Monday, November 21, 2005

Drug Addiction Example of Attributing Properties to Physical Inputs

New Scientist, reports: "Gaming fanatics show hallmarks of drug addiction"

(via Slashdot)

I think we're meant to be surprised by that. We're supposed to think that the game is somehow acting like a drug. But unlike a drug there's no physical thing you're addicted to, there's not chemical substance with addictive properties. At most, calling it an addiction, like drug addiciton, is mere analogy.
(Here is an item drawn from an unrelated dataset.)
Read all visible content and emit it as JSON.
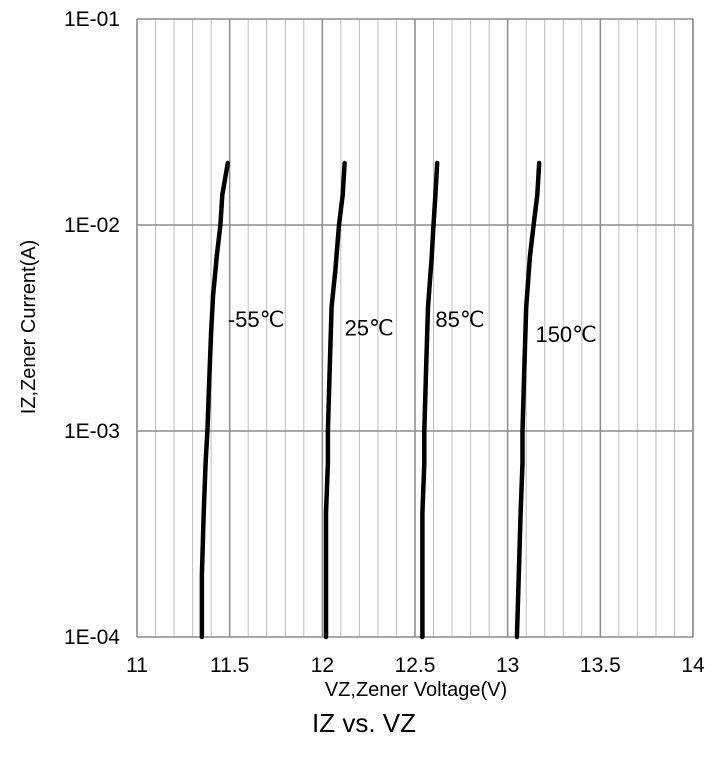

This is good example of how people tend to attribute a property associated with some 'input', in this case, addiction, to be the result of the input having that kind of property. That is, if something is addictive, it's because the input has the property of 'addictiveness'. But often the properties are really more to do with what we do with thoes 'inputs'. Sleeping tables don't make you sleep because they have some 'sleepyness' property (I mentioned an example of this kind of thing, concerning carcinogens, in this post - scroll down to the paragraph starting with 'The second section moves from...').

Addictiveness has to do with our pysiological/psychological processing of 'input', and there's no reason to assume that a 'physical' input like a drug is fundametally different from a 'non-phyiscal' input like a computer game.

I think this case is also an example of how people think of physical 'things', in this case, drugs, as somehow more 'real' than -- supposedly -- non-physical things, in this case, playing computer games.